Program Design & Implementation:
Orange Whip Golf Fitness X – Combining Golf and Fitness (Part 1 of a Two-Part Series)

Brian Newman is the Co-Founder of Orange Whip Golf Fitness X and the Director of Instruction and Fitness for Orange Whip Golf. He is based out of Eastwood Golf Course in Ft. Myers, Florida.

After graduating from the PGM Program at Florida Gulf Coast University, I developed a background in golf instruction, even having my own golf school in Ft. Myers, Florida at one time. During this period, I was bouncing back and forth between North Carolina, where I was the PGA Director of Golf at the Elk River Club, and my academy in Southwest Florida. As I was doing that, I started building my program called Golf Fitness X.

The program combined my knowledge as a teaching professional with the expertise I had as a personal trainer. In doing this, I was able to target functional movements and fitness elements, like mobility and strength in golf-specific areas. Through the program, we were not only improving the student’s body, but his or her golf swing, as well.

As I worked with my students, and their deficiencies were exposed, I had to decide whether I would work around their limitations or take steps to improve upon them within our 60-minute session. I was creating short-term positive changes, while the Golf Fitness X programming would provide the long-term solution with its focus on golf and fitness.

This is important because there are many golfers who are dedicated to a fitness regimen, but haven’t trained their golf swing to match their physical improvements. I can get my students to throw a medicine ball harder into a wall, but I’m just training them to be a better med ball thrower. It’s all about how we apply the change in body to the golf swing. Former PGA Tour Professional, Bryson DeChambeau is a good example of this concept. As he was building mass, he was also swinging a golf club. His transformation was not only in his body, but in some substantial changes in his golf swing. This is called functional golf swing training, and I have always felt it was important to apply this concept so students would leave a lesson hitting the ball better than when they entered it. After all, we can’t expect the everyday golfer to have an unlimited amount of time to work on his or her fitness and golf game, with little regard for the plethora of other responsibilities that they have in their lives.

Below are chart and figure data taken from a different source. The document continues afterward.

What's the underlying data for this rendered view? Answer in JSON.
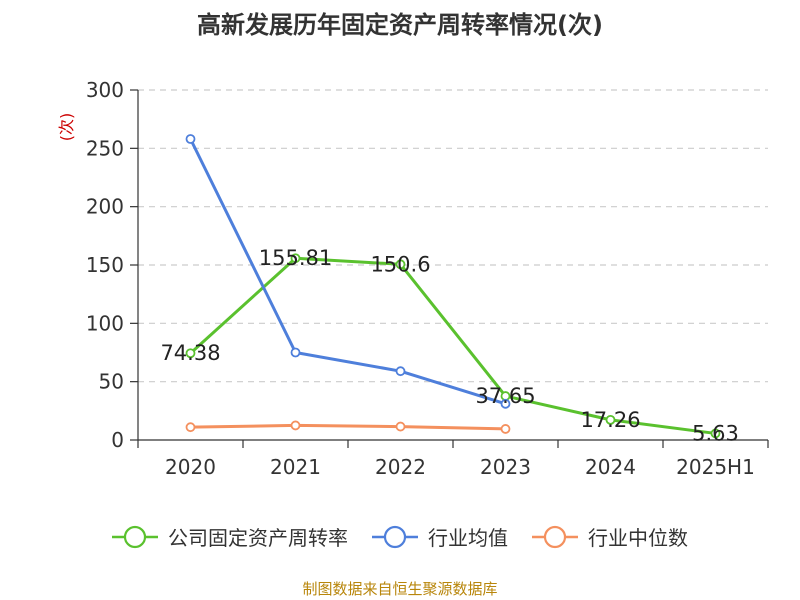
{
  "chart_data": {
    "type": "line",
    "title": "高新发展历年固定资产周转率情况(次)",
    "ylabel": "(次)",
    "xlabel": "",
    "categories": [
      "2020",
      "2021",
      "2022",
      "2023",
      "2024",
      "2025H1"
    ],
    "ylim": [
      0,
      300
    ],
    "yticks": [
      0,
      50,
      100,
      150,
      200,
      250,
      300
    ],
    "grid": true,
    "legend_position": "bottom",
    "series": [
      {
        "name": "公司固定资产周转率",
        "color": "#5ac12e",
        "values": [
          74.38,
          155.81,
          150.6,
          37.65,
          17.26,
          5.63
        ],
        "labels": [
          "74.38",
          "155.81",
          "150.6",
          "37.65",
          "17.26",
          "5.63"
        ]
      },
      {
        "name": "行业均值",
        "color": "#4e7fdb",
        "values": [
          258,
          75,
          59,
          31,
          null,
          null
        ]
      },
      {
        "name": "行业中位数",
        "color": "#f4905e",
        "values": [
          11,
          12.5,
          11.5,
          9.5,
          null,
          null
        ]
      }
    ]
  },
  "source": "制图数据来自恒生聚源数据库"
}
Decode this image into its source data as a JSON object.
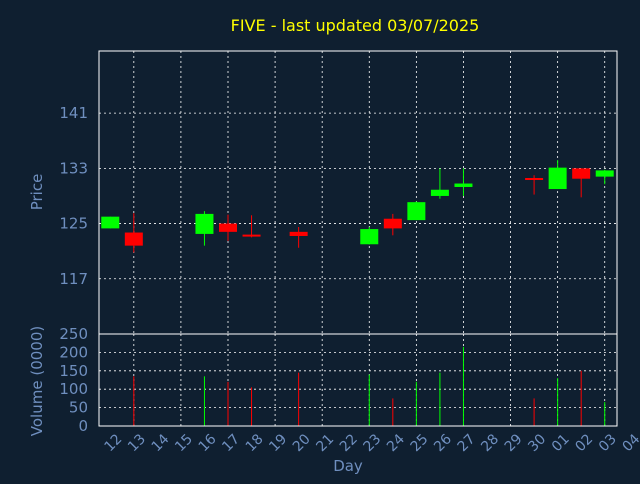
{
  "chart_data": {
    "type": "candlestick",
    "title": "FIVE - last updated 03/07/2025",
    "price_panel": {
      "ylabel": "Price",
      "ylim": [
        109,
        150
      ],
      "yticks": [
        117,
        125,
        133,
        141
      ],
      "grid": true
    },
    "volume_panel": {
      "ylabel": "Volume (0000)",
      "ylim": [
        0,
        250
      ],
      "yticks": [
        0,
        50,
        100,
        150,
        200,
        250
      ],
      "grid": true
    },
    "xlabel": "Day",
    "x_ticks": [
      "12",
      "13",
      "14",
      "15",
      "16",
      "17",
      "18",
      "19",
      "20",
      "21",
      "22",
      "23",
      "24",
      "25",
      "26",
      "27",
      "28",
      "29",
      "30",
      "01",
      "02",
      "03",
      "04"
    ],
    "candles": [
      {
        "day": "12",
        "open": 124.3,
        "high": 126.0,
        "low": 124.3,
        "close": 126.0,
        "volume": 0
      },
      {
        "day": "13",
        "open": 123.7,
        "high": 126.5,
        "low": 120.8,
        "close": 121.8,
        "volume": 135
      },
      {
        "day": "16",
        "open": 123.5,
        "high": 126.8,
        "low": 121.8,
        "close": 126.4,
        "volume": 135
      },
      {
        "day": "17",
        "open": 125.0,
        "high": 126.3,
        "low": 122.5,
        "close": 123.8,
        "volume": 120
      },
      {
        "day": "18",
        "open": 123.4,
        "high": 126.2,
        "low": 123.0,
        "close": 123.2,
        "volume": 105
      },
      {
        "day": "20",
        "open": 123.8,
        "high": 124.5,
        "low": 121.5,
        "close": 123.2,
        "volume": 145
      },
      {
        "day": "23",
        "open": 122.0,
        "high": 124.5,
        "low": 122.0,
        "close": 124.2,
        "volume": 140
      },
      {
        "day": "24",
        "open": 125.7,
        "high": 126.4,
        "low": 123.3,
        "close": 124.3,
        "volume": 75
      },
      {
        "day": "25",
        "open": 125.5,
        "high": 128.2,
        "low": 125.5,
        "close": 128.1,
        "volume": 120
      },
      {
        "day": "26",
        "open": 129.0,
        "high": 133.0,
        "low": 128.6,
        "close": 129.9,
        "volume": 145
      },
      {
        "day": "27",
        "open": 130.3,
        "high": 133.0,
        "low": 129.0,
        "close": 130.8,
        "volume": 215
      },
      {
        "day": "30",
        "open": 131.6,
        "high": 132.0,
        "low": 129.2,
        "close": 131.4,
        "volume": 75
      },
      {
        "day": "01",
        "open": 130.0,
        "high": 134.2,
        "low": 130.0,
        "close": 133.1,
        "volume": 130
      },
      {
        "day": "02",
        "open": 133.0,
        "high": 133.0,
        "low": 128.8,
        "close": 131.5,
        "volume": 150
      },
      {
        "day": "03",
        "open": 131.8,
        "high": 132.8,
        "low": 130.7,
        "close": 132.7,
        "volume": 65
      }
    ],
    "colors": {
      "background": "#0f1f30",
      "plot_border": "#ffffff",
      "grid": "#ffffff",
      "title": "#ffff00",
      "axis_text": "#6f8fbf",
      "up": "#00ff00",
      "down": "#ff0000"
    }
  }
}
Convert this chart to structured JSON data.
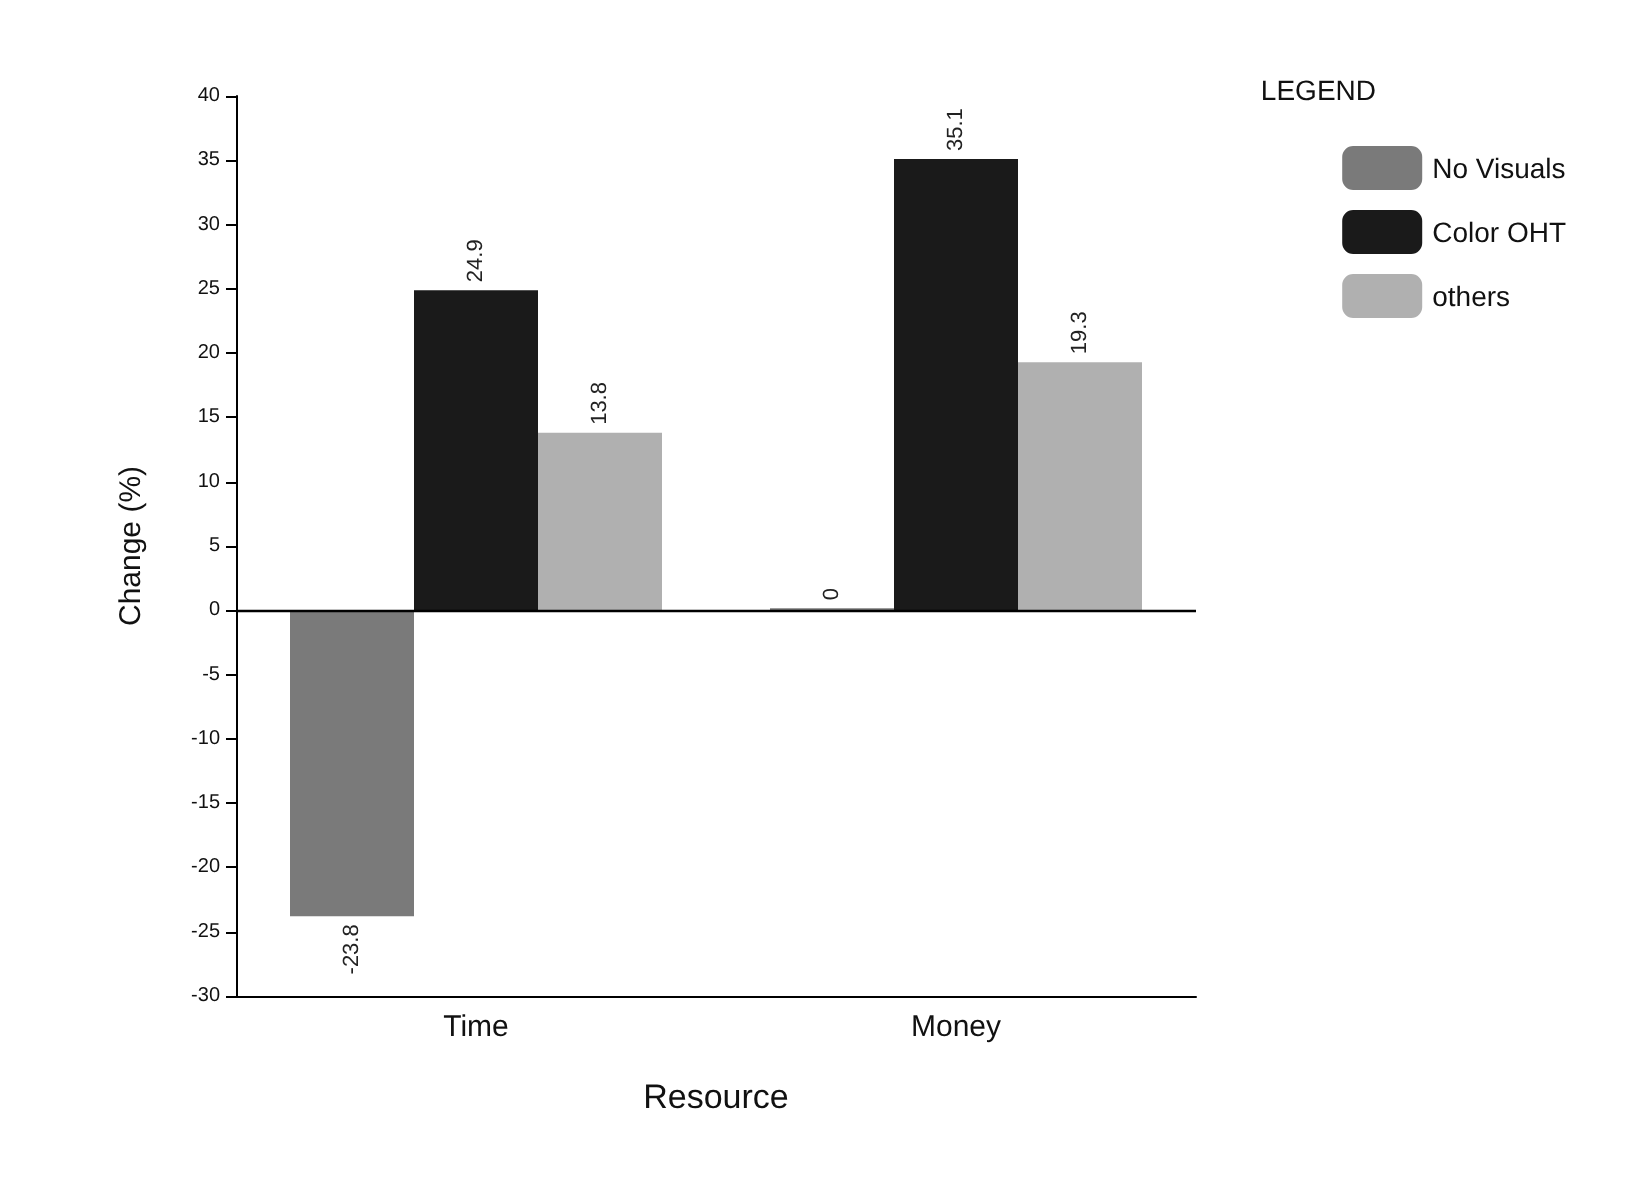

During those early years, I was so booked with functional golf training that I had to start conducting many of my lessons in class form so I could address several students at once. And that’s where my GFX program truly took off.

Understanding that the differences from student to student are vast, there are still some consistencies. In fact, every golfer, no matter what swing concepts he or she applies, will have five major body movement patterns in their golf swing:

• Bending (posture)

• Rotation

• Segmentation

• Weight shift balance

• Swing plane

No matter what physical condition a golfer maintains, these factors are still a part of his or her swing, albeit at significantly lower levels than physically fit golfers, better players or professionals, of course. Our golf-specific programming is designed to address each of these and make the golfer better at all of them.